Why is C++ the Primary Language of NWChemEx?
Why Object-Oriented Programming? explained our justification for using object-oriented programming paradigms. This limits our choice of primary coding languages to those which support OOP practices. We ultimately chose to go with C++, in short because it is the popular language which still allows us to achieve performance. This subsections below provide more details.
Why Not Fortran?
Fortran 2003 added support so that derived types can encapsulate both data and features; furthermore derived types support inheritance. That’s all the basic underpinnings of OOP. The original NWChem was written in Fortran so writing NWChemEx in Fortran would allow us to reuse NWChem source in NWChemEx and still have OOP. Hence the titular question, why not Fortran?
The answer is going to ruffle some feathers, but Fortran (and FORTRAN; if you’re unaware FORTRAN distinguishes the legacy use of the language, typically defined as before the 1990 revision, from Fortran, the modern use of the language) has become a bit of a niche language. At this point saying Fortran is dying is perhaps an overstatement since inertia seems to be preventing Fortran use from declining further, hence preventing it from truly dying. That said, there is not a large flux of incoming Fortran programmers. Most computer science students have not learned it, and a growing number have never even heard of it. For what it’s worth students right now are typically learning Java, Python, and/or C/C++. Vendor support is waning, as vendors right now are primarily interested in ensuring legacy codes run, rather than spending large efforts optimizing the compiled code. Even the champions of Fortran, the HPC community, are moving away from it (e.g. look at the number of Exascale Computing Projects which use C/C++ vs. Fortran).
Even if the previous paragraph doesn’t dissuade you from the merits of writing NWChemEx in Fortran, the reality is there is a severe lack of third-party libraries written in Fortran. Particularly missing are Fortran libraries supporting OOP. Thus we would need to reinvent a large number of wheels just to use OOP and Fortran. Admittedly, compared to Java or Python, the number of third-party C++ libraries is also not great, but support seems to be there for most needs.
Why Not Python?
Python is right now one of the most popular languages, if not the most popular language, in the world. With it’s easy to learn syntax, abundance of tutorials, and its plethora of modules, what’s not to love? Furthermore Python is quickly becoming the de facto language of choice for most scientific workflows and tools that are not performance driven. So why not the lovable Python?

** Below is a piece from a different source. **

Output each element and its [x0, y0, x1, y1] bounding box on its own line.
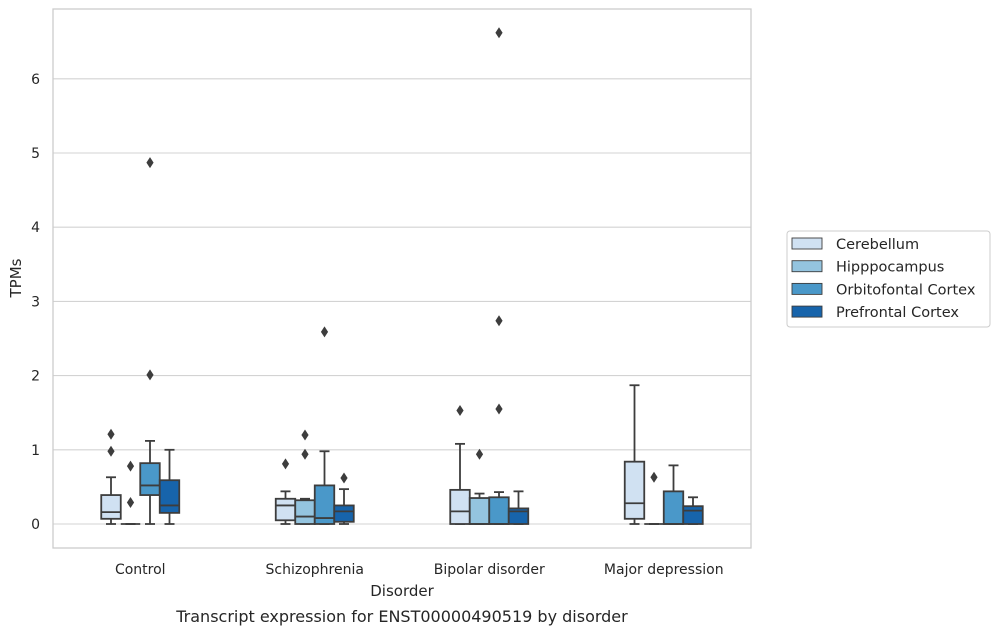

The big reason is our focus on HPC. At the moment anecdotal evidence suggests that Python is about 100x slower than C++. Of course this depends on the exact problem, the programmer’s competency level, the Python implementation, the C++ compiler, etc., but the point remains there’s a significant overhead for using Python versus C++. For a workflow that could be run in a millisecond in C++, do most people care if in Python it now takes a tenth of a second? No, it’s almost imperceptible. However, if you have to do that call a million times you’ve now made something which should take about 15 minutes, take over a day. It’s for this reason that a lot of performance critical pieces of Python still rely on compiled code under the hood (e.g. NumPy). Even PySCF, the champion of Python in computational chemistry, contains a significant amount of C under the hood. So the point remains that Python just isn’t at a point where it’s suitable for HPC, at least at the moment. Who knows, in 10 years this might change.
Why Not Java?
Like Python, Java is also one of the most popular languages in the world right now. It’s one of the most taught, if not the most taught language in the world. Pretty much every computer science student knows Java. So why did we decide to not go with Java?
The short answer is Java never seemed to catch on in HPC or scientific computing for whatever reason (at least in the computational chemistry circles), and we don’t have any motivation to go against this trend. As for why Java hasn’t caught on, we can wager a guess that because FORTRAN to C isn’t a big jump, when people started shedding FORTRAN, C seemed welcoming. If you want to go a step further and embrace OOP, then C++ is the next logical jump from C. Which may be why C/C++ seem to be emerging as the HPC languages of choice. It probably also helps that C++ came out about a decade before Java, so by time Java came out there was already investment in C++. Particularly from the HPC perspective, Java also leaves a lot to be desired as the underlying runtime is quite heavy.
Why Not XXX?
Look, there’s a ton of other languages. We’re not going to claim that we evaluated every single one of them and ultimately decided that C++ was the best. It’s entirely possible that in 10 years we’re going to regret our C++ decision and really wish we went with Julia or something. We took a look at the languages commonly being used in HPC (Fortran, C, C++, and Python) and based on the explanations in the previous sub-sections we opted for C++.